MCP Client
An MCP client is the AI application — Claude Desktop, Cursor, VS Code, and others — that connects to MCP servers and calls their tools on a user's behalf.
Also known as: MCP host application
What is an MCP client?
An MCP client is the application a person actually uses — the chat interface, code editor, or agent runtime — that speaks the Model Context Protocol to one or more MCP servers. The servers provide capabilities; the client is where those capabilities get used.
If the MCP server is a power outlet, the client is the appliance plugged into it. One client can connect to many servers simultaneously, pooling all of their tools into a single session.
What an MCP client actually does
The client's job has three parts. First, connection management: launching local servers as subprocesses over stdio, or opening Streamable HTTP connections to remote ones, and keeping those sessions alive. Second, capability discovery: asking each server what tools, resources, and prompts it offers, and presenting the tool list to the underlying LLM.
Third, execution: when the model decides to call a tool, the client sends the JSON-RPC request to the right server, enforces any user-approval rules, and returns the result to the model. Most clients also handle the human-in-the-loop step — asking you before a tool with side effects runs.
Popular MCP clients
The ecosystem spans desktop assistants, code editors, and automation frameworks. Claude Desktop and Claude Code come from Anthropic, the protocol's originator. Cursor, Windsurf, Zed, Cline, Continue.dev, and VS Code with GitHub Copilot bring MCP into the editor. On the automation side, n8n and LangChain can act as MCP clients inside larger agent workflows.
Configuration differs by client — each has its own config file location and format — but the protocol underneath is identical, which is why a single MCP server works across all of them without modification.
Client, server, and host: untangling the terms
The MCP specification technically distinguishes the host (the application, e.g. Claude Desktop) from the client (the protocol connection the host opens to one server — one client per server). In everyday usage, "MCP client" almost always means the host application, and that's how marketplaces, docs, and setup guides use the word.

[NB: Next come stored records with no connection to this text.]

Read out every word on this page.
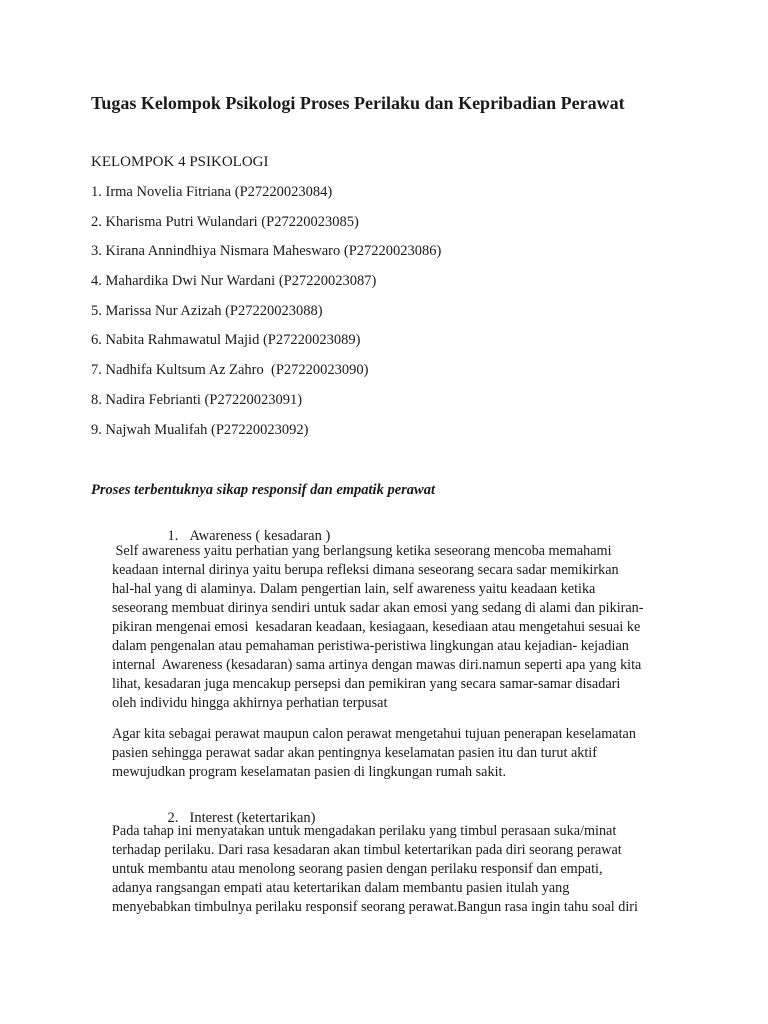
Tugas Kelompok Psikologi Proses Perilaku dan Kepribadian Perawat
KELOMPOK 4 PSIKOLOGI
1. Irma Novelia Fitriana (P27220023084)
2. Kharisma Putri Wulandari (P27220023085)
3. Kirana Annindhiya Nismara Maheswaro (P27220023086)
4. Mahardika Dwi Nur Wardani (P27220023087)
5. Marissa Nur Azizah (P27220023088)
6. Nabita Rahmawatul Majid (P27220023089)
7. Nadhifa Kultsum Az Zahro  (P27220023090)
8. Nadira Febrianti (P27220023091)
9. Najwah Mualifah (P27220023092)
Proses terbentuknya sikap responsif dan empatik perawat

1. Awareness ( kesadaran )

Self awareness yaitu perhatian yang berlangsung ketika seseorang mencoba memahami
keadaan internal dirinya yaitu berupa refleksi dimana seseorang secara sadar memikirkan
hal-hal yang di alaminya. Dalam pengertian lain, self awareness yaitu keadaan ketika
seseorang membuat dirinya sendiri untuk sadar akan emosi yang sedang di alami dan pikiran-
pikiran mengenai emosi  kesadaran keadaan, kesiagaan, kesediaan atau mengetahui sesuai ke
dalam pengenalan atau pemahaman peristiwa-peristiwa lingkungan atau kejadian- kejadian
internal  Awareness (kesadaran) sama artinya dengan mawas diri.namun seperti apa yang kita
lihat, kesadaran juga mencakup persepsi dan pemikiran yang secara samar-samar disadari
oleh individu hingga akhirnya perhatian terpusat

Agar kita sebagai perawat maupun calon perawat mengetahui tujuan penerapan keselamatan
pasien sehingga perawat sadar akan pentingnya keselamatan pasien itu dan turut aktif
mewujudkan program keselamatan pasien di lingkungan rumah sakit.

2. Interest (ketertarikan)

Pada tahap ini menyatakan untuk mengadakan perilaku yang timbul perasaan suka/minat
terhadap perilaku. Dari rasa kesadaran akan timbul ketertarikan pada diri seorang perawat
untuk membantu atau menolong seorang pasien dengan perilaku responsif dan empati,
adanya rangsangan empati atau ketertarikan dalam membantu pasien itulah yang
menyebabkan timbulnya perilaku responsif seorang perawat.Bangun rasa ingin tahu soal diri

Either way, the boundary that matters in practice is: servers expose capabilities, clients consume them.
MCP clients and paid tools
When a client calls a tool on a monetized server, the x402 exchange is handled by a wallet layer rather than the client's UI: the server responds with payment requirements, the agent's wallet signs and pays in USDC, settlement lands on Base in about two seconds, and the call proceeds. From the client's perspective it is still just a tool call that returns a result — plus a signed receipt.
Because the payment happens at the protocol level, the same monetized server works from any MCP client without client-specific billing integration.